The poem submitted by “Healthy Communicator” beautifully underscores how essential it is for teens to know themselves, their values, their needs, and their boundaries, before they begin dating. Popular media often tells us that love should be all-consuming or self-sacrificing, but we know a different truth. Healthy dating relationships are built on mutual respect, clear boundaries, kindness, and equity. In healthy relationships, both partners support one another’s growth, self-esteem, and overall well-being.

At Take Back the Halls, we empower students to define for themselves what they want and deserve in a dating relationship. We guide them in identifying their boundaries and practicing how to communicate them with confidence and care. Just as importantly, we help young people recognize the signs of both healthy and unhealthy relationships so they can make informed, empowered choices now and in the future.

I wish I had known the importance of loving myself 

Submitted by “Healthy Communicator”

 

i wish they told me how to…

 

i wish they told me how to hold my own heart gently,

before i handed it off like loose change in someone else’s pocket.
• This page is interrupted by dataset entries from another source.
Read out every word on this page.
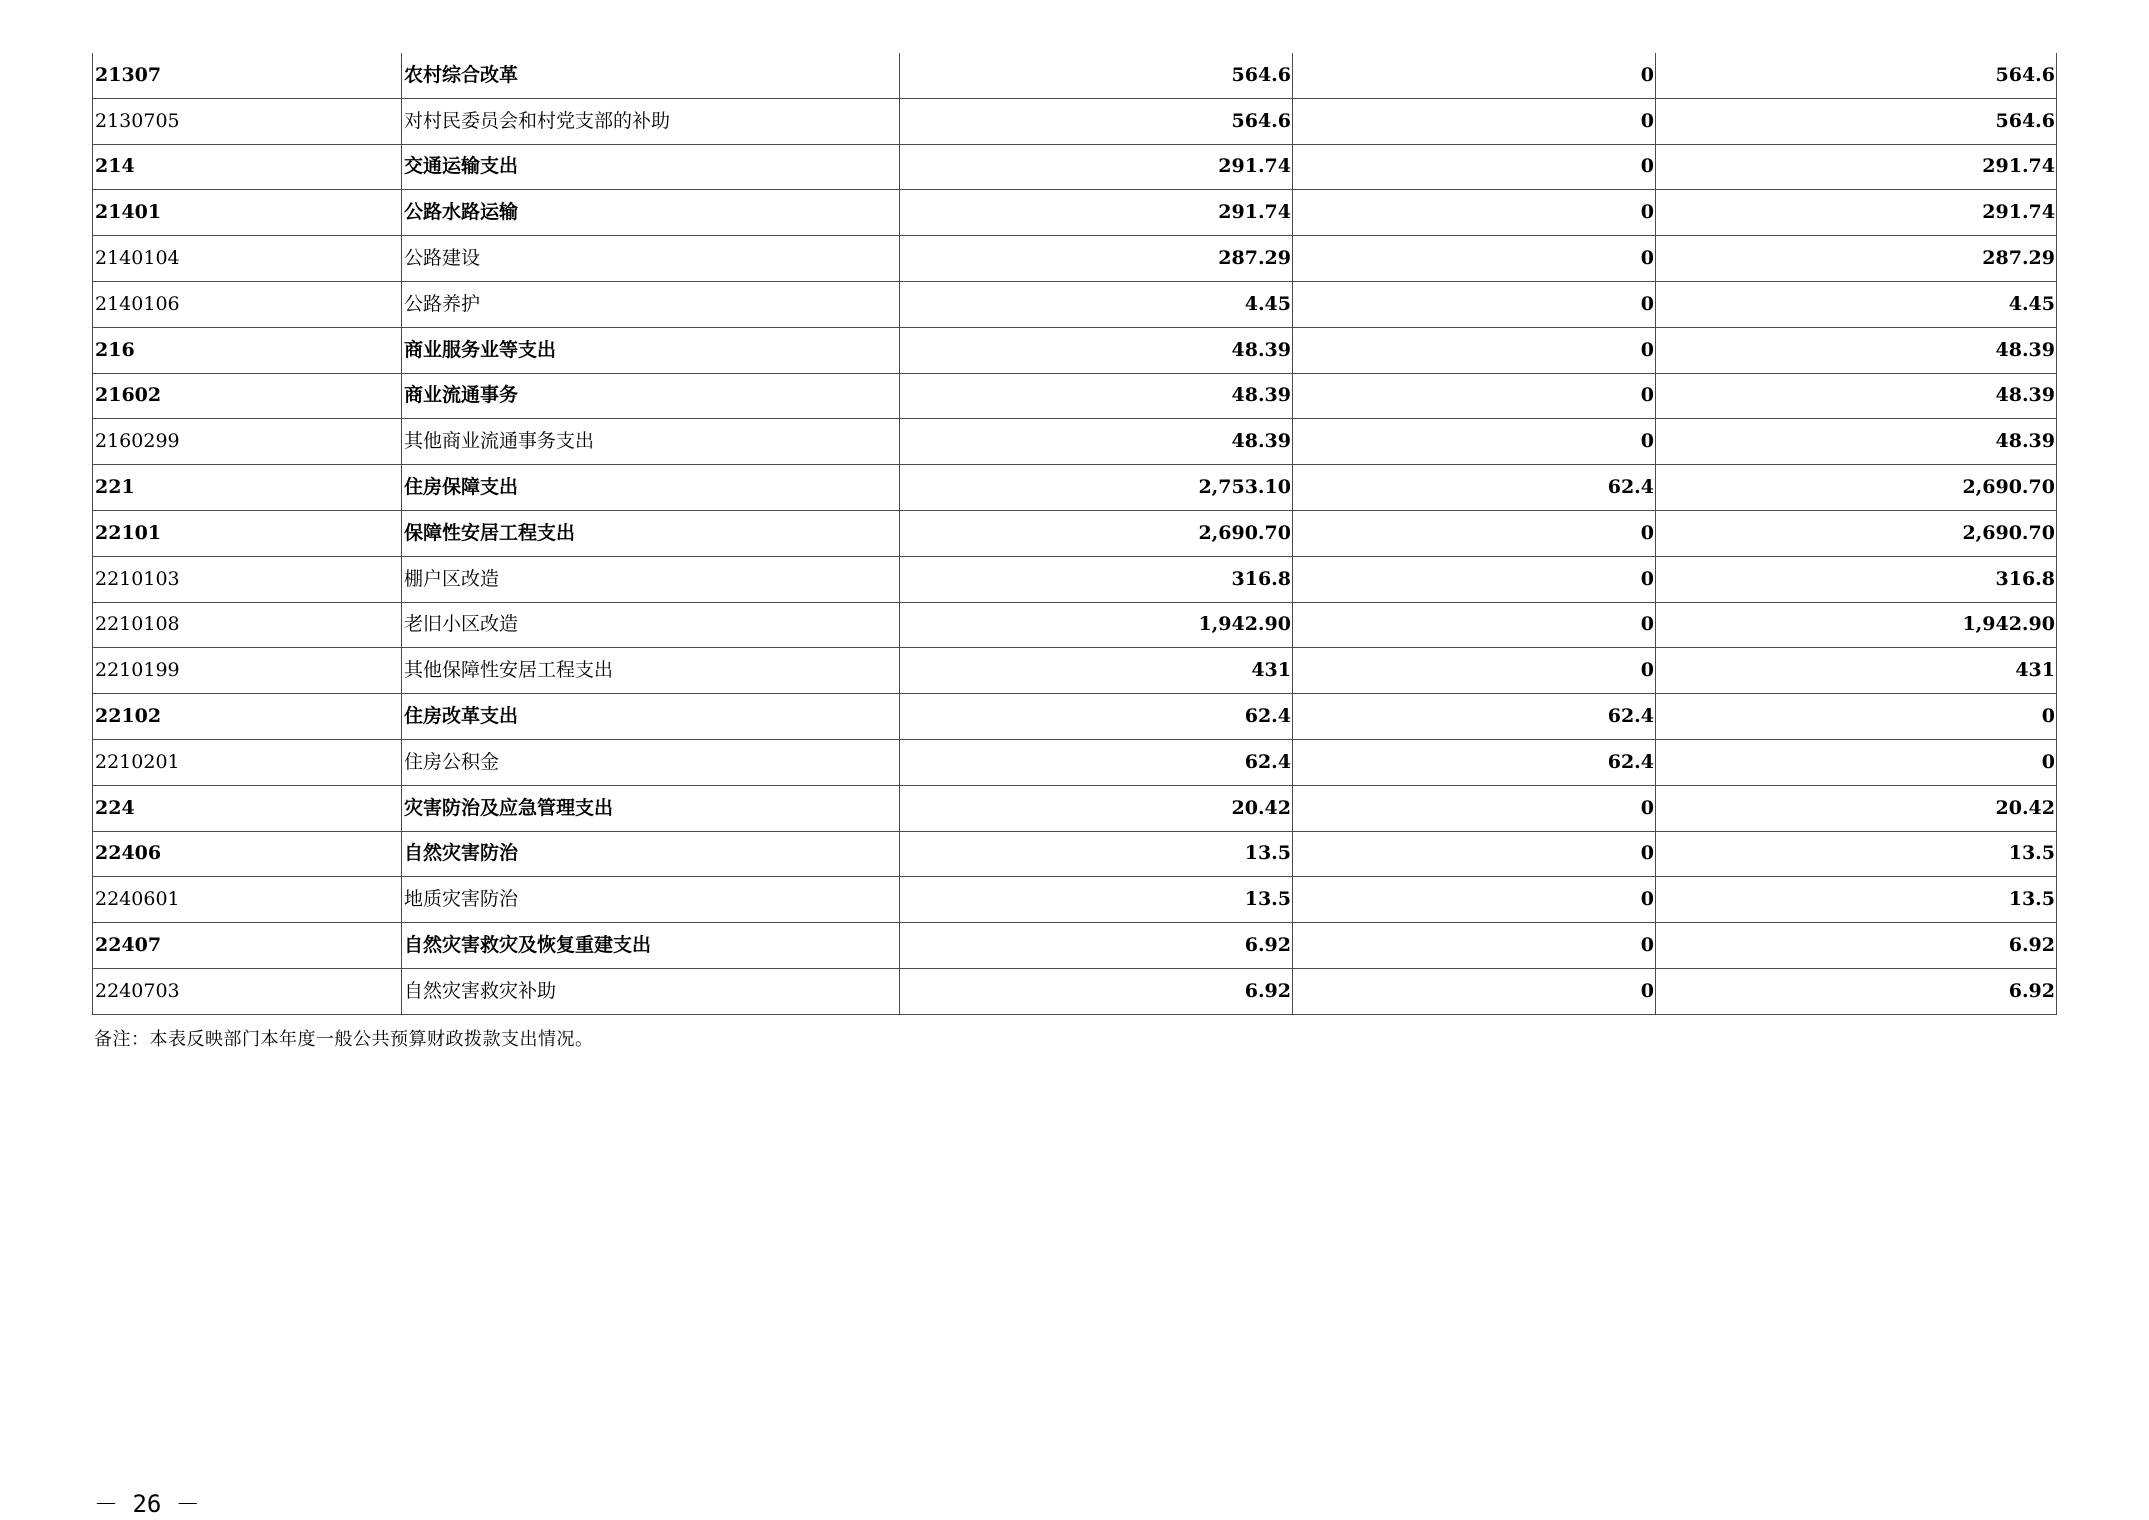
21307	农村综合改革	564.6	0	564.6
2130705	对村民委员会和村党支部的补助	564.6	0	564.6
214	交通运输支出	291.74	0	291.74
21401	公路水路运输	291.74	0	291.74
2140104	公路建设	287.29	0	287.29
2140106	公路养护	4.45	0	4.45
216	商业服务业等支出	48.39	0	48.39
21602	商业流通事务	48.39	0	48.39
2160299	其他商业流通事务支出	48.39	0	48.39
221	住房保障支出	2,753.10	62.4	2,690.70
22101	保障性安居工程支出	2,690.70	0	2,690.70
2210103	棚户区改造	316.8	0	316.8
2210108	老旧小区改造	1,942.90	0	1,942.90
2210199	其他保障性安居工程支出	431	0	431
22102	住房改革支出	62.4	62.4	0
2210201	住房公积金	62.4	62.4	0
224	灾害防治及应急管理支出	20.42	0	20.42
22406	自然灾害防治	13.5	0	13.5
2240601	地质灾害防治	13.5	0	13.5
22407	自然灾害救灾及恢复重建支出	6.92	0	6.92
2240703	自然灾害救灾补助	6.92	0	6.92
备注：本表反映部门本年度一般公共预算财政拨款支出情况。
－ 26 －
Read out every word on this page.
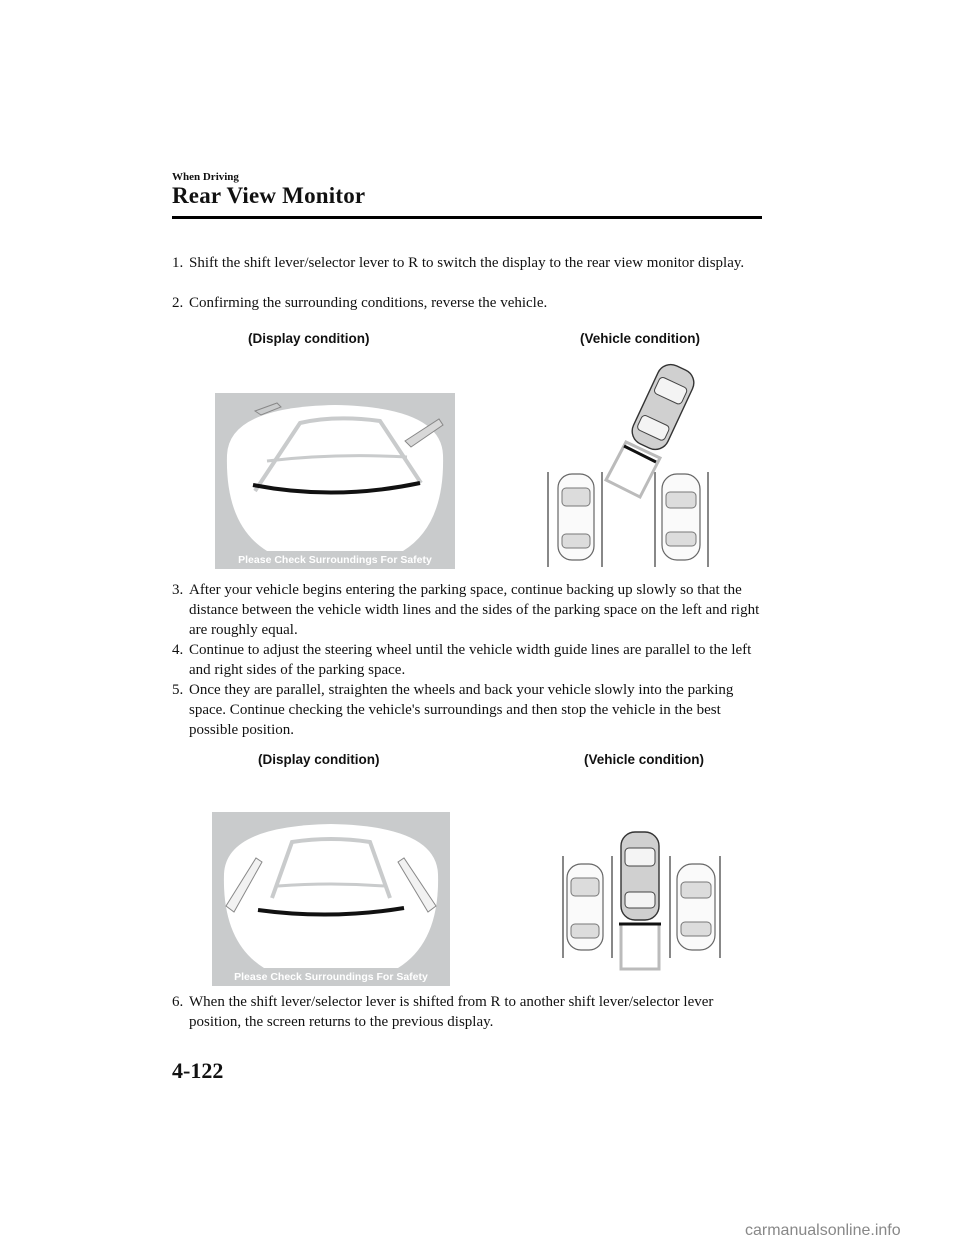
When Driving
Rear View Monitor
1. Shift the shift lever/selector lever to R to switch the display to the rear view monitor display.
2. Confirming the surrounding conditions, reverse the vehicle.
(Display condition)	(Vehicle condition)
Please Check Surroundings For Safety
3. After your vehicle begins entering the parking space, continue backing up slowly so that the distance between the vehicle width lines and the sides of the parking space on the left and right are roughly equal.
4. Continue to adjust the steering wheel until the vehicle width guide lines are parallel to the left and right sides of the parking space.
5. Once they are parallel, straighten the wheels and back your vehicle slowly into the parking space. Continue checking the vehicle's surroundings and then stop the vehicle in the best possible position.
(Display condition)	(Vehicle condition)
Please Check Surroundings For Safety
6. When the shift lever/selector lever is shifted from R to another shift lever/selector lever position, the screen returns to the previous display.
4-122
carmanualsonline.info
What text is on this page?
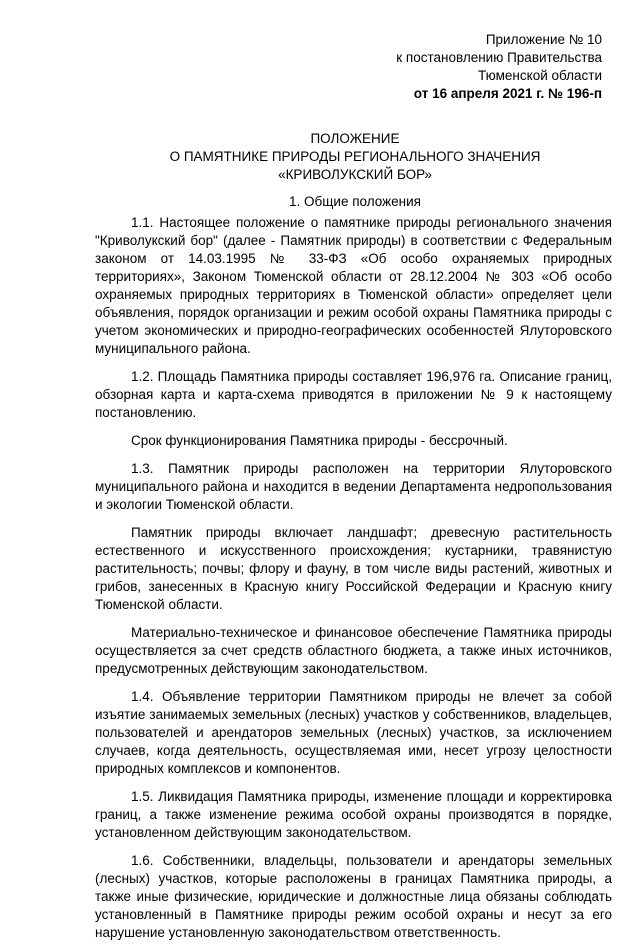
Приложение № 10
к постановлению Правительства
Тюменской области
от 16 апреля 2021 г. № 196-п
ПОЛОЖЕНИЕ
О ПАМЯТНИКЕ ПРИРОДЫ РЕГИОНАЛЬНОГО ЗНАЧЕНИЯ
«КРИВОЛУКСКИЙ БОР»
1. Общие положения

1.1. Настоящее положение о памятнике природы регионального значения "Криволукский бор" (далее - Памятник природы) в соответствии с Федеральным законом от 14.03.1995 № 33-ФЗ «Об особо охраняемых природных территориях», Законом Тюменской области от 28.12.2004 № 303 «Об особо охраняемых природных территориях в Тюменской области» определяет цели объявления, порядок организации и режим особой охраны Памятника природы с учетом экономических и природно-географических особенностей Ялуторовского муниципального района.

1.2. Площадь Памятника природы составляет 196,976 га. Описание границ, обзорная карта и карта-схема приводятся в приложении № 9 к настоящему постановлению.

Срок функционирования Памятника природы - бессрочный.

1.3. Памятник природы расположен на территории Ялуторовского муниципального района и находится в ведении Департамента недропользования и экологии Тюменской области.

Памятник природы включает ландшафт; древесную растительность естественного и искусственного происхождения; кустарники, травянистую растительность; почвы; флору и фауну, в том числе виды растений, животных и грибов, занесенных в Красную книгу Российской Федерации и Красную книгу Тюменской области.

Материально-техническое и финансовое обеспечение Памятника природы осуществляется за счет средств областного бюджета, а также иных источников, предусмотренных действующим законодательством.

1.4. Объявление территории Памятником природы не влечет за собой изъятие занимаемых земельных (лесных) участков у собственников, владельцев, пользователей и арендаторов земельных (лесных) участков, за исключением случаев, когда деятельность, осуществляемая ими, несет угрозу целостности природных комплексов и компонентов.

1.5. Ликвидация Памятника природы, изменение площади и корректировка границ, а также изменение режима особой охраны производятся в порядке, установленном действующим законодательством.

1.6. Собственники, владельцы, пользователи и арендаторы земельных (лесных) участков, которые расположены в границах Памятника природы, а также иные физические, юридические и должностные лица обязаны соблюдать установленный в Памятнике природы режим особой охраны и несут за его нарушение установленную законодательством ответственность.
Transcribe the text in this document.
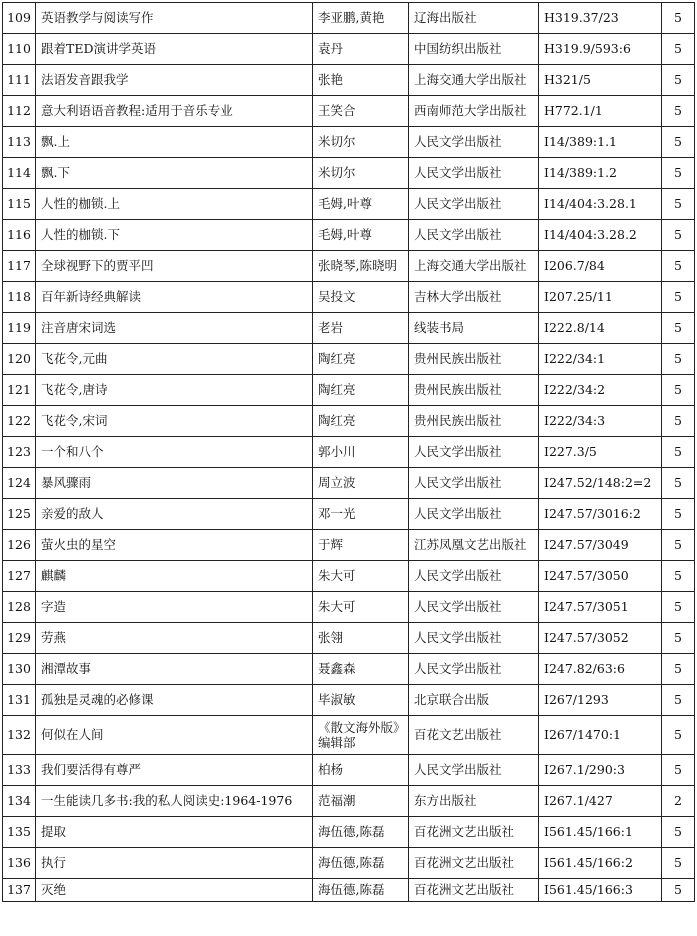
109	英语教学与阅读写作	李亚鹏,黄艳	辽海出版社	H319.37/23	5
110	跟着TED演讲学英语	袁丹	中国纺织出版社	H319.9/593:6	5
111	法语发音跟我学	张艳	上海交通大学出版社	H321/5	5
112	意大利语语音教程:适用于音乐专业	王笑合	西南师范大学出版社	H772.1/1	5
113	飘.上	米切尔	人民文学出版社	I14/389:1.1	5
114	飘.下	米切尔	人民文学出版社	I14/389:1.2	5
115	人性的枷锁.上	毛姆,叶尊	人民文学出版社	I14/404:3.28.1	5
116	人性的枷锁.下	毛姆,叶尊	人民文学出版社	I14/404:3.28.2	5
117	全球视野下的贾平凹	张晓琴,陈晓明	上海交通大学出版社	I206.7/84	5
118	百年新诗经典解读	吴投文	吉林大学出版社	I207.25/11	5
119	注音唐宋词选	老岩	线装书局	I222.8/14	5
120	飞花令,元曲	陶红亮	贵州民族出版社	I222/34:1	5
121	飞花令,唐诗	陶红亮	贵州民族出版社	I222/34:2	5
122	飞花令,宋词	陶红亮	贵州民族出版社	I222/34:3	5
123	一个和八个	郭小川	人民文学出版社	I227.3/5	5
124	暴风骤雨	周立波	人民文学出版社	I247.52/148:2=2	5
125	亲爱的敌人	邓一光	人民文学出版社	I247.57/3016:2	5
126	萤火虫的星空	于辉	江苏凤凰文艺出版社	I247.57/3049	5
127	麒麟	朱大可	人民文学出版社	I247.57/3050	5
128	字造	朱大可	人民文学出版社	I247.57/3051	5
129	劳燕	张翎	人民文学出版社	I247.57/3052	5
130	湘潭故事	聂鑫森	人民文学出版社	I247.82/63:6	5
131	孤独是灵魂的必修课	毕淑敏	北京联合出版	I267/1293	5
132	何似在人间	《散文海外版》编辑部	百花文艺出版社	I267/1470:1	5
133	我们要活得有尊严	柏杨	人民文学出版社	I267.1/290:3	5
134	一生能读几多书:我的私人阅读史:1964-1976	范福潮	东方出版社	I267.1/427	2
135	提取	海伍德,陈磊	百花洲文艺出版社	I561.45/166:1	5
136	执行	海伍德,陈磊	百花洲文艺出版社	I561.45/166:2	5
137	灭绝	海伍德,陈磊	百花洲文艺出版社	I561.45/166:3	5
how to love myself loudly enough that i wouldn’t go quiet

the moment another person walked into the room.

 

i wish they told me that teenage love can feel like weather—

all thunder, no forecast—

and that you shouldn’t build a whole home

in a place you’re still learning to map.

back then, i kept pouring and pouring,

believing the hollowness inside me

was just the shape love carved out

when it settled in.

 

no one warned me that when they left,

i’d stand in the doorway of my own life

and feel like the tenant and the stranger

in the same breath.

that relearning my name would feel

like picking up a seashell on a shoreline

I didn’t recognize—

its curves still damp

from the tide of everything I’d surrendered,

its echo faint but familiar,

a reminder of who I used to be

before I diluted myself to stay.

 

i wish they told me love isn’t supposed to cost you yourself.

that the softest kind of loyalty

is the kind you offer inward first.

that you can’t bloom in someone else’s sunlight

if you never learn how to grow in your own.